The MurD protein exists in open (green) and closed (purple) conformation as seen in the image. In the open conformation the ligands can bind to the pockets in the protein whereas in closed conformation, the pockets are blocked hence preventing ligand binding. We visualize these structures using PyMOL, an open-source molecular visualization software, revealing a hinge-like mechanism. This image was rendered using Unreal Engine, a 3D computer graphics tool with a custom shader.

This image depicts a clew (group) of blood flukes of the species Schistosoma mansoni. Schistosomes, which infect over 200 million people in tropical developing nations, are a major global cause of liver and bladder disease. The parasites in this photo were recovered from infected laboratory hamsters, which the Cappello research group has employed as an animal model to study schistosome infection and pathology. In the photo, male schistosomes are thicker than the females; the largest parasites in the image are about 5 mm in length. They were photographed using a dissecting microscope under 20x magnification.

This image of a bioluminescent sea algae from the coast of California was taken using Two Photon Fluorescence microscopy without any additional fluorophore staining. In its dormant form (during nighttime dark cycles), it resembles the eye of Sauron, from the Lord of the Rings.

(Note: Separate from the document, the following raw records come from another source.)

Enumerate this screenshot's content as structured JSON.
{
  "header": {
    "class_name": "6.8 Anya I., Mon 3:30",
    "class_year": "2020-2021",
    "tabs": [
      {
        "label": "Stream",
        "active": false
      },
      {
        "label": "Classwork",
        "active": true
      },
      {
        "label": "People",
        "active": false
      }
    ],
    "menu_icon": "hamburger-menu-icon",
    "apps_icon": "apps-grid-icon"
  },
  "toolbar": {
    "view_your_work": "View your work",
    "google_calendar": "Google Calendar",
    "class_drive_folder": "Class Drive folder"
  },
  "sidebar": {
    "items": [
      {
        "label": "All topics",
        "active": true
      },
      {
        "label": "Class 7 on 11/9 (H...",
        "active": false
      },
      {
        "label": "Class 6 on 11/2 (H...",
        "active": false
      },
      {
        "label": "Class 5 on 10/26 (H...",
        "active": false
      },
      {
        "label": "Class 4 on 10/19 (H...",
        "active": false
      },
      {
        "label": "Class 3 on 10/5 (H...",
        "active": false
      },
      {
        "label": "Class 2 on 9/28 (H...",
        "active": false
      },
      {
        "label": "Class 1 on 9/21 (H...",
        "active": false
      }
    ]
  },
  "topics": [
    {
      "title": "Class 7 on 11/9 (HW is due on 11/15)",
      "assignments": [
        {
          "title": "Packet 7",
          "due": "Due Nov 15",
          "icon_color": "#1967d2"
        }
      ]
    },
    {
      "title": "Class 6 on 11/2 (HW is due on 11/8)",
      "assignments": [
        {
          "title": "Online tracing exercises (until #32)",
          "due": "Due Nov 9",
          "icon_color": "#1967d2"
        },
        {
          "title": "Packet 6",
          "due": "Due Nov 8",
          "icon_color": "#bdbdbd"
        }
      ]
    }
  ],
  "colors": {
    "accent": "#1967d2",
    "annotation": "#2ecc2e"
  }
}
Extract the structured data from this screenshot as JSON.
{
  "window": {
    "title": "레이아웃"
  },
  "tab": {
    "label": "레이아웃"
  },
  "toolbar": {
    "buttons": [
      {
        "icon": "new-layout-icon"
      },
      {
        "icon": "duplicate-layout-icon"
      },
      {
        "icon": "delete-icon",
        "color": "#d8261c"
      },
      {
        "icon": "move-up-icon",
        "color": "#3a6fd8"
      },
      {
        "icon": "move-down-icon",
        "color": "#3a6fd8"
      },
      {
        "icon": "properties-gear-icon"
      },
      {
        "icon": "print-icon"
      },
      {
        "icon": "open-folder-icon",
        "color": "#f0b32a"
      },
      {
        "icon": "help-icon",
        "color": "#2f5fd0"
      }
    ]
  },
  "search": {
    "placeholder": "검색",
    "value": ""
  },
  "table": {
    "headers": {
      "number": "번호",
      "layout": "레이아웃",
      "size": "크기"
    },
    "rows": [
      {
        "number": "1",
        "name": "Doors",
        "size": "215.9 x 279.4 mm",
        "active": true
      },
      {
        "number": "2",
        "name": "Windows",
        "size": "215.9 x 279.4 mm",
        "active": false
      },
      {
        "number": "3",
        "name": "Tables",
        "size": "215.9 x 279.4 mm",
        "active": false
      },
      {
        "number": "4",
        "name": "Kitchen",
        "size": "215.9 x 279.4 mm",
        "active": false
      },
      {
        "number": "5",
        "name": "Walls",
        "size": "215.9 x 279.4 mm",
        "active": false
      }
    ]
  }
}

During the night, chlorophyl is pulled inward towards the center, and bioluminescent vesicles take their place to illuminate the tides of the night.

Mouse small intestinal polyp features massive tissue outgrowths, coupled with abnormal cell-cell interactions between epithelial cells and fibroblasts in a deformed stem cell microenvironment. Immunofluorescence staining of epithelial cell membrane (EPCAM, magenta), fibroblast membrane (PDGFRa, yellow) and all cell nuclei (DAPI, cyan) with scale bar (100 micron).

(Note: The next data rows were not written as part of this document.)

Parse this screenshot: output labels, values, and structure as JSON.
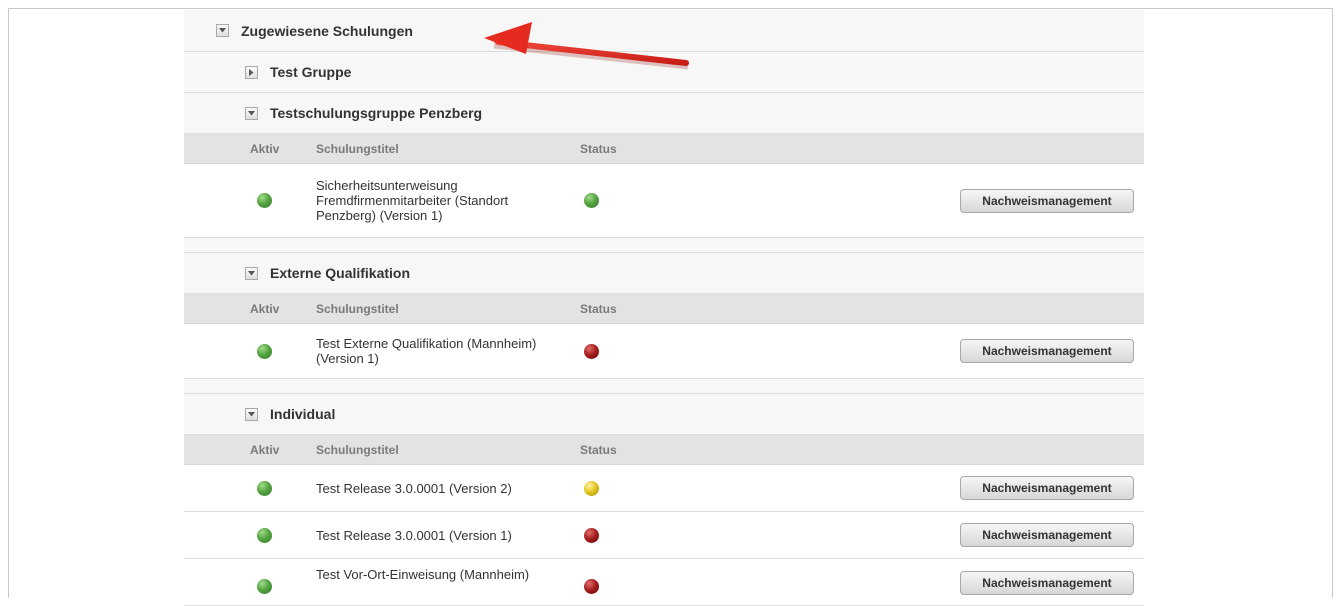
{
  "main": {
    "title": "Zugewiesene Schulungen",
    "columns": {
      "aktiv": "Aktiv",
      "titel": "Schulungstitel",
      "status": "Status"
    },
    "groups": [
      {
        "name": "Test Gruppe",
        "expanded": false
      },
      {
        "name": "Testschulungsgruppe Penzberg",
        "expanded": true,
        "rows": [
          {
            "title": "Sicherheitsunterweisung Fremdfirmenmitarbeiter (Standort Penzberg) (Version 1)",
            "aktiv": "green",
            "status": "green",
            "button": "Nachweismanagement"
          }
        ]
      },
      {
        "name": "Externe Qualifikation",
        "expanded": true,
        "rows": [
          {
            "title": "Test Externe Qualifikation (Mannheim) (Version 1)",
            "aktiv": "green",
            "status": "red",
            "button": "Nachweismanagement"
          }
        ]
      },
      {
        "name": "Individual",
        "expanded": true,
        "rows": [
          {
            "title": "Test Release 3.0.0001 (Version 2)",
            "aktiv": "green",
            "status": "yellow",
            "button": "Nachweismanagement"
          },
          {
            "title": "Test Release 3.0.0001 (Version 1)",
            "aktiv": "green",
            "status": "red",
            "button": "Nachweismanagement"
          },
          {
            "title": "Test Vor-Ort-Einweisung (Mannheim)",
            "aktiv": "green",
            "status": "red",
            "button": "Nachweismanagement"
          }
        ]
      }
    ]
  },
  "colors": {
    "green": "#4e9e3e",
    "red": "#9a1a1a",
    "yellow": "#d8bb1a",
    "annotation_arrow": "#e52b20"
  }
}
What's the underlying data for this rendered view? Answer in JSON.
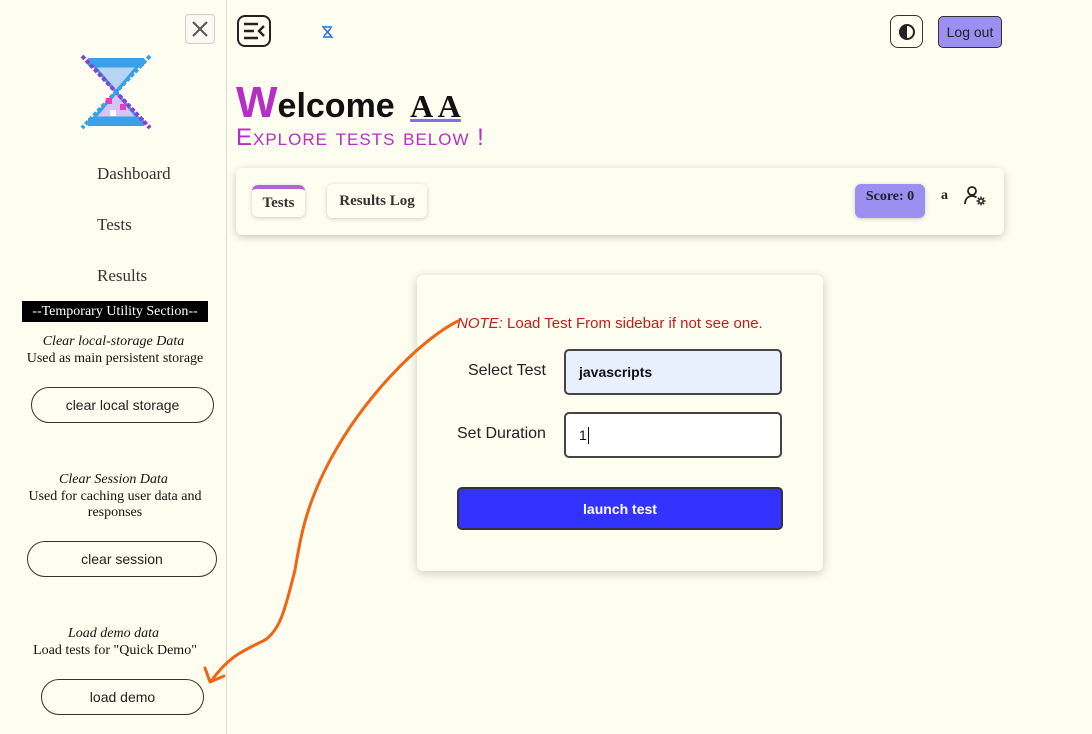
{
  "sidebar": {
    "nav": [
      {
        "label": "Dashboard"
      },
      {
        "label": "Tests"
      },
      {
        "label": "Results"
      }
    ],
    "utility_header": "--Temporary Utility Section--",
    "local_storage": {
      "title": "Clear local-storage Data",
      "desc": "Used as main persistent storage",
      "button": "clear local storage"
    },
    "session": {
      "title": "Clear Session Data",
      "desc": "Used for caching user data and responses",
      "button": "clear session"
    },
    "demo": {
      "title": "Load demo data",
      "desc": "Load tests for \"Quick Demo\"",
      "button": "load demo"
    }
  },
  "header": {
    "logout": "Log out"
  },
  "welcome": {
    "first_letter": "W",
    "rest": "elcome",
    "user": "A A",
    "subtitle": "Explore tests below !"
  },
  "tabs": [
    {
      "label": "Tests",
      "active": true
    },
    {
      "label": "Results Log",
      "active": false
    }
  ],
  "score": "Score: 0",
  "user_initial": "a",
  "form": {
    "note_prefix": "NOTE:",
    "note_text": " Load Test From sidebar if not see one.",
    "select_label": "Select Test",
    "select_value": "javascripts",
    "duration_label": "Set Duration",
    "duration_value": "1",
    "launch": "launch test"
  },
  "colors": {
    "accent_purple": "#b62fc4",
    "lavender": "#9d8ef2",
    "launch_blue": "#3333ff",
    "note_red": "#c51b1b",
    "arrow_orange": "#f06414"
  },
  "icons": [
    "close-icon",
    "app-logo-icon",
    "sidebar-collapse-icon",
    "theme-toggle-icon",
    "user-settings-icon"
  ]
}
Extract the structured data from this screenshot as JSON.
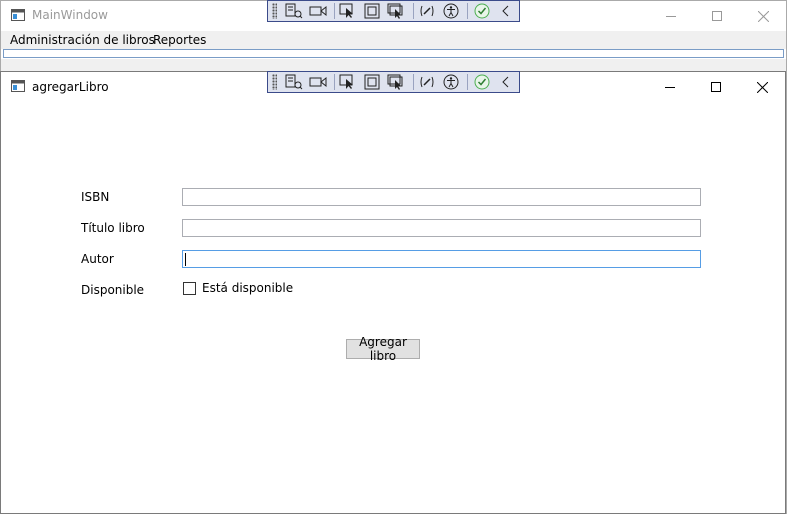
{
  "main_window": {
    "title": "MainWindow",
    "menu": [
      {
        "label": "Administración de libros"
      },
      {
        "label": "Reportes"
      }
    ]
  },
  "child_window": {
    "title": "agregarLibro",
    "form": {
      "isbn_label": "ISBN",
      "isbn_value": "",
      "title_label": "Título libro",
      "title_value": "",
      "author_label": "Autor",
      "author_value": "",
      "available_label": "Disponible",
      "available_checkbox_label": "Está disponible",
      "available_checked": false,
      "submit_label": "Agregar libro"
    }
  },
  "debug_toolbar_icons": [
    "go-to-live-visual-tree-icon",
    "record-icon",
    "select-element-icon",
    "display-layout-adorners-icon",
    "track-focus-icon",
    "binding-failures-icon",
    "accessibility-icon",
    "hot-reload-ok-icon",
    "collapse-icon"
  ],
  "colors": {
    "toolbar_bg": "#dfe3ef",
    "toolbar_border": "#3b4b8a",
    "focus_border": "#569de5",
    "hot_reload_green": "#4caf50"
  }
}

Harvested seminal vesicle (a genitourinary organ) of the mouse and stained by H&E technique.

Lung airway segmentation, creating using ITK-Snap program 3D construction of the lung bast on high resolution CT images from explant human lungs (End stage lung fibrosis).

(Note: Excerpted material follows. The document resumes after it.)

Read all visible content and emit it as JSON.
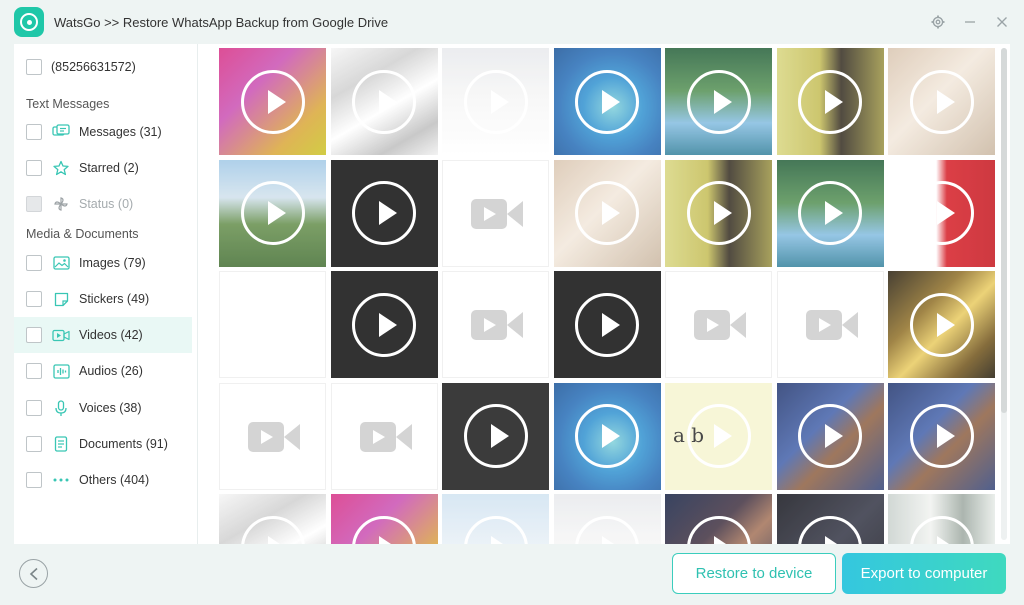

The Zygote is the stem cell which gives rise to every other cell, tissue, and organ in the body. At six hours post-fertilization, this mouse zygote contains a cytoskeletal structure in green, a marker for the nuclear envelope in magenta, and DNA in cyan. The nuclear envelope wraps around the maternal and paternal DNA to form the two pronuclei, which will eventually fuse into one. They can be used to study tissues, organs, aging, diseases, cancer, life... This cell is on the brink of something greater.